The statement “It is not necessary that a formal literature lesson happen every day. … formal discussion of literature should be mixed into the curriculum with informal reading for pleasure.” was awesome for me. This isn’t about following a curriculum, a guilt trip with time (not) spent each day, but rather, a lifestyle of teaching literature, learning from it and about it, so that my children – and I – can be analyzing what we’ve read and understanding it better. Reading, planning a discussion or two or three regarding the book, and having a “cheat sheet” for the teaching regarding questions to ask and answer help to teach your child to become a ‘literary interpreter’.

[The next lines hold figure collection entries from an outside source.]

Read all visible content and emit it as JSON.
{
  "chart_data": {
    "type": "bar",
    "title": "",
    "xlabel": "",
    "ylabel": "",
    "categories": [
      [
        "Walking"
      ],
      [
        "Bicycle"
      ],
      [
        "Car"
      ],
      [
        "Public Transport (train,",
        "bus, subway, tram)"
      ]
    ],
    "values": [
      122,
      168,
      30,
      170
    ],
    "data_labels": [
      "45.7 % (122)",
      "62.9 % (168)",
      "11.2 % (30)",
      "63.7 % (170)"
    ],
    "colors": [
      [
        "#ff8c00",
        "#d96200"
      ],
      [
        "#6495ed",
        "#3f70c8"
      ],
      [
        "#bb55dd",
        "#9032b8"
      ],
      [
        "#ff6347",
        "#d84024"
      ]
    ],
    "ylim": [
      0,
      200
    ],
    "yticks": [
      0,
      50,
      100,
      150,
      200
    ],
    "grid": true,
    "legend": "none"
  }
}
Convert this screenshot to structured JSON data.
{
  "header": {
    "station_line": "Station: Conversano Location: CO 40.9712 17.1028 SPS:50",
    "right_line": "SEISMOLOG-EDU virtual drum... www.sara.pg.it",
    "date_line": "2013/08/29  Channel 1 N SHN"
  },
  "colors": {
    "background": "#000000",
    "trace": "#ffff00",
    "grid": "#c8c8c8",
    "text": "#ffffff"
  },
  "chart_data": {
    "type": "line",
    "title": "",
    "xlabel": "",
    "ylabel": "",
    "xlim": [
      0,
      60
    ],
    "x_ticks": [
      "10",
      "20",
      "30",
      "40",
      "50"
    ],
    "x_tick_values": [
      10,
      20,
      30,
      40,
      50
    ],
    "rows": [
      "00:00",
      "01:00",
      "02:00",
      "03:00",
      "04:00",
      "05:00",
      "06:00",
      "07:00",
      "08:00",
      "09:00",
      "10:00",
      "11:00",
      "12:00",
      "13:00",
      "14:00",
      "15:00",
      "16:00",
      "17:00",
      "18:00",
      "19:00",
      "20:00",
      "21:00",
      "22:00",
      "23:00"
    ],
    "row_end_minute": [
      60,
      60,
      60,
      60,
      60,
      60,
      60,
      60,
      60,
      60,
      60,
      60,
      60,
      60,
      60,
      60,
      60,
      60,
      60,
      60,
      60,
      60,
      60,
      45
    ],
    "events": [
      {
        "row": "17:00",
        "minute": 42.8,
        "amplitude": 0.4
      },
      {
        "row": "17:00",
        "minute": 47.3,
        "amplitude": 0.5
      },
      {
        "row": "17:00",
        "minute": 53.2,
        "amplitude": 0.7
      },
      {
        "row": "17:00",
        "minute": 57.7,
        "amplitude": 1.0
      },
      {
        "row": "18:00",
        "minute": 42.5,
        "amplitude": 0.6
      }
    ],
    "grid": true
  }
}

Appendix B has reading lists of books the author loves. Many of them I’ve read and loved, many more I hadn’t ever heard of. I plan to add each one that applies to the age of the children in my home to our library lists for the school year so that we can work on applying what I’ve learned. It’s a place to start, a list I haven’t worked through, and from the ones I do know on the list, it should be fantastic. I’m pretty excited to already have many of them on my own bookshelves. Maybe, just maybe, I can grow into a ‘literary interpreter’ too.
The DVDs are sectioned into six sessions:
- Preparing For Literary Analysis
- Plot and Conflict
- Setting
- Character
- Theme
- Practicum, Scope & Sequence
Teaching the Classics DVD and Workbook are sold together for $89.00 and are available here. Purchasing one without the other would make learning from this a lot more difficult, and you wouldn’t be able to pick up nearly so much as both together.